I-Ching Hexagram 60 – Chieh – Limitation

Hexagram-60-ChiehThe trigram above – K’AN – the Abysmal, Water
The trigram below – TUI – the Joyous, Lake

General: Although your potential is limitless, your capabilities are not.

Love: Don’t try to move too fast in your relationship. Start slowly and build a strong and lasting friendship.

Business: This is a time for quality not quantity. Do not overreach yourself in business.

Personal: Long-term happiness is best achieved slowly.

A lake occupies a limited space. When more water comes into it, it overflows. Therefore limits must be set for the water. The image shows water below and water above, with the firmament between the m as a limit.

The Chinese word for limitation really denotes the joints that divide a bamboo stalk. In relation to ordinary life it means the thrift that sets fixed limits upon expenditures. In relation to the moral sphere it means the fixed limits that the superior man sets upon his actions – the limits of loyalty and disinterestedess.

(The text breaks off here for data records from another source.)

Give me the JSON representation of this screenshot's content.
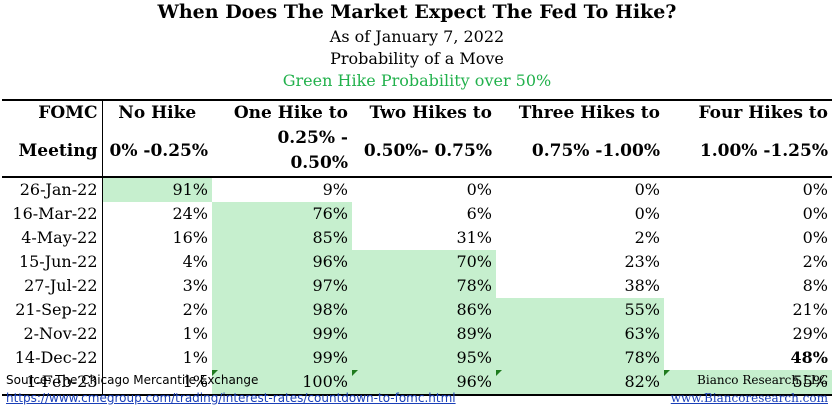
{
  "title": "When Does The Market Expect The Fed To Hike?",
  "subtitle1": "As of January 7, 2022",
  "subtitle2": "Probability of a Move",
  "subtitle3": "Green Hike Probability over 50%",
  "colors": {
    "highlight": "#c6efce",
    "green_text": "#22b14c",
    "link": "#1a3fb8"
  },
  "chart_data": {
    "type": "table",
    "columns": [
      {
        "top": "FOMC",
        "bottom": "Meeting"
      },
      {
        "top": "No Hike",
        "bottom": "0% -0.25%"
      },
      {
        "top": "One Hike to",
        "bottom": "0.25% - 0.50%"
      },
      {
        "top": "Two Hikes to",
        "bottom": "0.50%- 0.75%"
      },
      {
        "top": "Three Hikes to",
        "bottom": "0.75% -1.00%"
      },
      {
        "top": "Four Hikes to",
        "bottom": "1.00% -1.25%"
      }
    ],
    "rows": [
      {
        "meeting": "26-Jan-22",
        "values": [
          "91%",
          "9%",
          "0%",
          "0%",
          "0%"
        ]
      },
      {
        "meeting": "16-Mar-22",
        "values": [
          "24%",
          "76%",
          "6%",
          "0%",
          "0%"
        ]
      },
      {
        "meeting": "4-May-22",
        "values": [
          "16%",
          "85%",
          "31%",
          "2%",
          "0%"
        ]
      },
      {
        "meeting": "15-Jun-22",
        "values": [
          "4%",
          "96%",
          "70%",
          "23%",
          "2%"
        ]
      },
      {
        "meeting": "27-Jul-22",
        "values": [
          "3%",
          "97%",
          "78%",
          "38%",
          "8%"
        ]
      },
      {
        "meeting": "21-Sep-22",
        "values": [
          "2%",
          "98%",
          "86%",
          "55%",
          "21%"
        ]
      },
      {
        "meeting": "2-Nov-22",
        "values": [
          "1%",
          "99%",
          "89%",
          "63%",
          "29%"
        ]
      },
      {
        "meeting": "14-Dec-22",
        "values": [
          "1%",
          "99%",
          "95%",
          "78%",
          "48%"
        ]
      },
      {
        "meeting": "1-Feb-23",
        "values": [
          "1%",
          "100%",
          "96%",
          "82%",
          "55%"
        ]
      }
    ]
  },
  "footer": {
    "source": "Source: The Chicago Mercantile Exchange",
    "url": "https://www.cmegroup.com/trading/interest-rates/countdown-to-fomc.html",
    "firm": "Bianco Research LLC",
    "firm_url": "www.Biancoresearch.com"
  }
}
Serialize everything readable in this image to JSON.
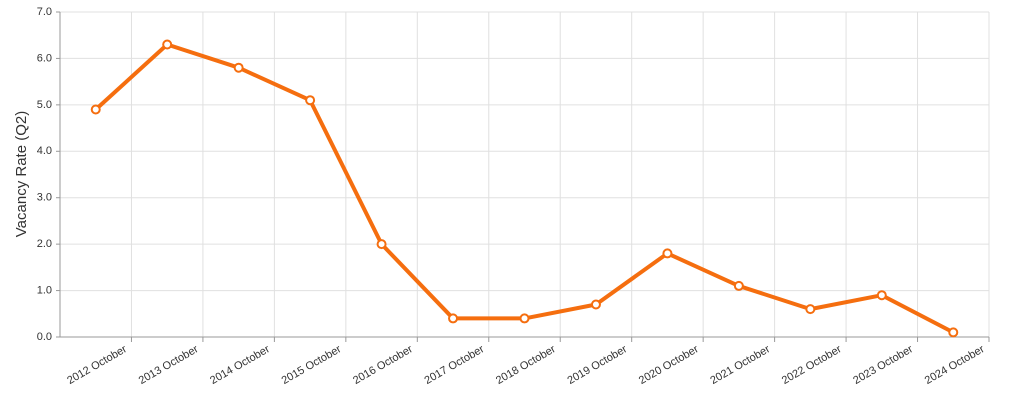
{
  "chart_data": {
    "type": "line",
    "y_label": "Vacancy Rate (Q2)",
    "categories": [
      "2012 October",
      "2013 October",
      "2014 October",
      "2015 October",
      "2016 October",
      "2017 October",
      "2018 October",
      "2019 October",
      "2020 October",
      "2021 October",
      "2022 October",
      "2023 October",
      "2024 October"
    ],
    "values": [
      4.9,
      6.3,
      5.8,
      5.1,
      2.0,
      0.4,
      0.4,
      0.7,
      1.8,
      1.1,
      0.6,
      0.9,
      0.1
    ],
    "color": "#f56e0f",
    "ylim": [
      0,
      7
    ],
    "yticks": [
      {
        "value": 0,
        "label": "0.0"
      },
      {
        "value": 1,
        "label": "1.0"
      },
      {
        "value": 2,
        "label": "2.0"
      },
      {
        "value": 3,
        "label": "3.0"
      },
      {
        "value": 4,
        "label": "4.0"
      },
      {
        "value": 5,
        "label": "5.0"
      },
      {
        "value": 6,
        "label": "6.0"
      },
      {
        "value": 7,
        "label": "7.0"
      }
    ],
    "grid": true
  }
}
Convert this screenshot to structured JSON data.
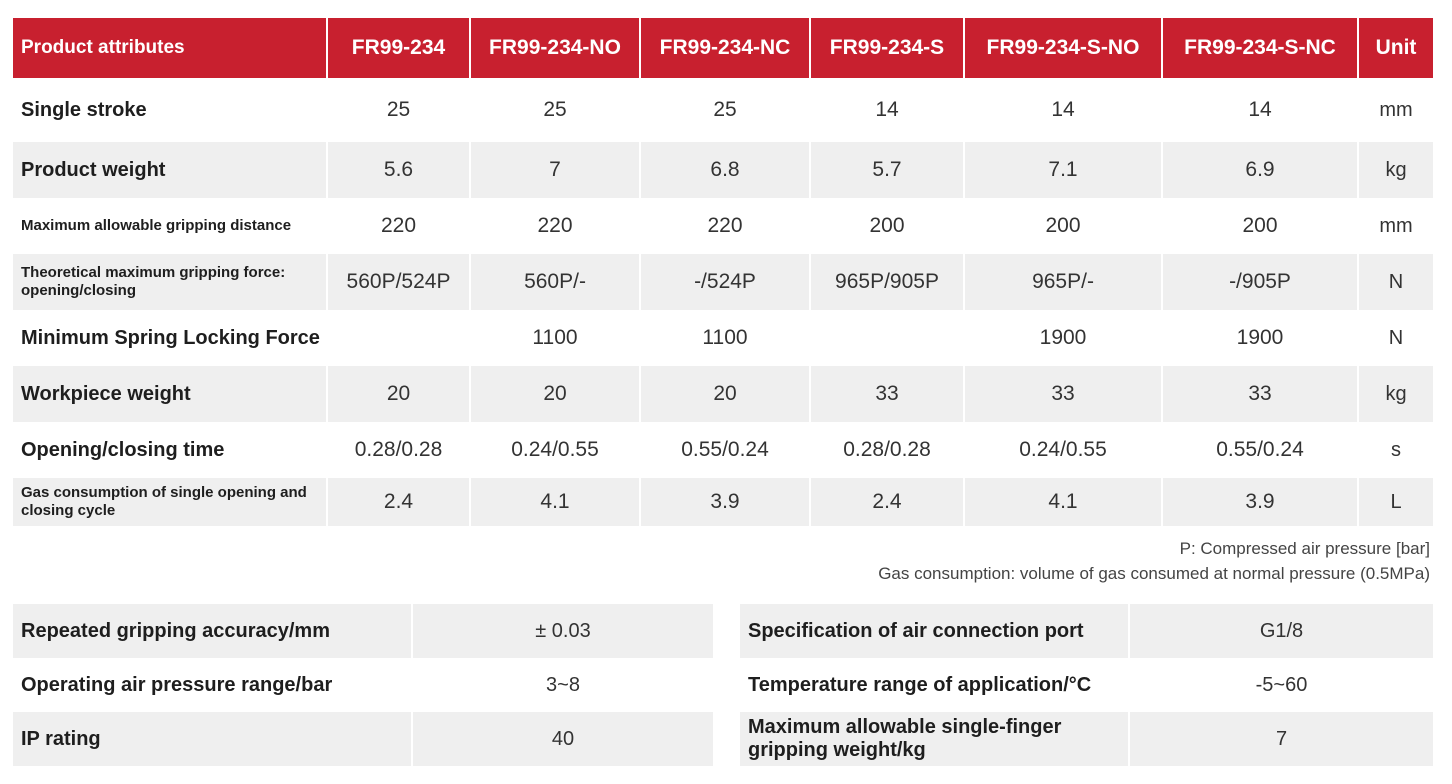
{
  "headers": [
    "Product attributes",
    "FR99-234",
    "FR99-234-NO",
    "FR99-234-NC",
    "FR99-234-S",
    "FR99-234-S-NO",
    "FR99-234-S-NC",
    "Unit"
  ],
  "rows": [
    {
      "attribute": "Single stroke",
      "values": [
        "25",
        "25",
        "25",
        "14",
        "14",
        "14"
      ],
      "unit": "mm"
    },
    {
      "attribute": "Product weight",
      "values": [
        "5.6",
        "7",
        "6.8",
        "5.7",
        "7.1",
        "6.9"
      ],
      "unit": "kg"
    },
    {
      "attribute": "Maximum allowable gripping distance",
      "values": [
        "220",
        "220",
        "220",
        "200",
        "200",
        "200"
      ],
      "unit": "mm"
    },
    {
      "attribute": "Theoretical maximum gripping force: opening/closing",
      "values": [
        "560P/524P",
        "560P/-",
        "-/524P",
        "965P/905P",
        "965P/-",
        "-/905P"
      ],
      "unit": "N"
    },
    {
      "attribute": "Minimum Spring Locking Force",
      "values": [
        "",
        "1100",
        "1100",
        "",
        "1900",
        "1900"
      ],
      "unit": "N"
    },
    {
      "attribute": "Workpiece weight",
      "values": [
        "20",
        "20",
        "20",
        "33",
        "33",
        "33"
      ],
      "unit": "kg"
    },
    {
      "attribute": "Opening/closing time",
      "values": [
        "0.28/0.28",
        "0.24/0.55",
        "0.55/0.24",
        "0.28/0.28",
        "0.24/0.55",
        "0.55/0.24"
      ],
      "unit": "s"
    },
    {
      "attribute": "Gas consumption of single opening and closing cycle",
      "values": [
        "2.4",
        "4.1",
        "3.9",
        "2.4",
        "4.1",
        "3.9"
      ],
      "unit": "L"
    }
  ],
  "notes": [
    "P: Compressed air pressure [bar]",
    "Gas consumption: volume of gas consumed at normal pressure (0.5MPa)"
  ],
  "left_specs": [
    {
      "label": "Repeated gripping accuracy/mm",
      "value": "± 0.03"
    },
    {
      "label": "Operating air pressure range/bar",
      "value": "3~8"
    },
    {
      "label": "IP rating",
      "value": "40"
    }
  ],
  "right_specs": [
    {
      "label": "Specification of air connection port",
      "value": "G1/8"
    },
    {
      "label": "Temperature range of application/°C",
      "value": "-5~60"
    },
    {
      "label": "Maximum allowable single-finger gripping weight/kg",
      "value": "7"
    }
  ],
  "colors": {
    "header_red": "#c8202f",
    "shade": "#efefef"
  }
}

Limitations are troublesome, but they are effective. If we live economically in normal times, we are prepared for times of want. To be sparing saves us from humiliation. Limitations are also indispensable in the regulation of world conditions. In nature there are fixed limits for summer and winter, day and night, and these limits give the year its meaning. In the same way, economy, by setting fixed limits upon expenditures, acts to preserve property and prevent injury to the people.

But in limitation we must observe due measure. If a man should seek to impose galling limitations upon his own nature, it would injurious. And if he should go too far in imposing limitations on others, they would rebel. Therefore it is necessary to set limits even upon limitation.